European Getaway for risky individuals
“Risky individuals are buying access to the EU” was the key finding of a new report by Global Witness and Transparency International released last week. The report, entitled “European Getaway” revealed that over 6000 individuals have purchased European citizenships over the past ten years. However, thankfully, the tide against these so-called “Golden Visas” seems to be turning. Only yesterday, the OECD published a list of 21 jurisdictions, three of which are in Europe, that threaten international efforts to stop tax evasion by selling citizenships or residencies.
The issue of Golden Visas has a special poignancy this week. Yesterday, marked the one year anniversary of the murder of Maltese journalist, Daphne Caruana Galizia. At the time of her death, Daphne was investigating, among other things, the Maltese Golden Visa scheme which is one the most profitable and murky in Europe. The “investigation” into her death is yet to turn up any leads but it is widely suggested that the Maltese state and a certain citizenship-for-sale company may have been involved. Golden visas may seem like a niche issue but given their role in a very public and brutal killing, as well as tax evasion they should be taken seriously.
What skeletons? China and international AML standards
China is expanding its financial crime-fighting focus beyond corruption to include money laundering and terrorist financing. On Wednesday, the People’s Bank of China released new rules for online financial institutions which will require them to perform KYC checks and report suspicious behavior. These new rules are in line with China’s wider efforts to meet international AML/CFT standards. How well they have done this will be determined by the results of their FATF mutual evaluation. This was conducted in June and the results will be released in February 2019.

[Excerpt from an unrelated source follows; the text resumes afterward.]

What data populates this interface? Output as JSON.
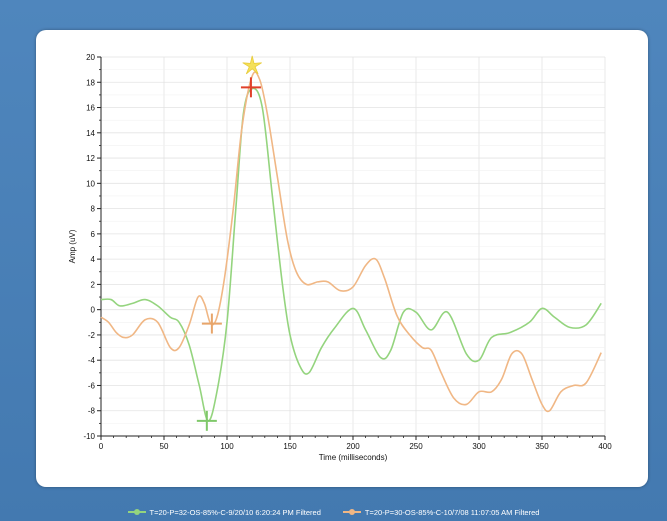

Next year China will have the opportunity to set the global agenda when they take the revolving Presidency of FATF. It will be interesting to see which issues they choose to highlight. One area that is likely to be avoided is the issue of Chinese organized crime. Last year, scandals in Canada and Spain gave an insight into the global reach of the Chinese Triads and how they launder their money. Another issue that might be kept off the agenda is the amount of suspect Chinese wealth being deposited, much like Russian money was in the early 1990s, around the world today. We will have to wait until next year to find out what is highlighted and what is hidden.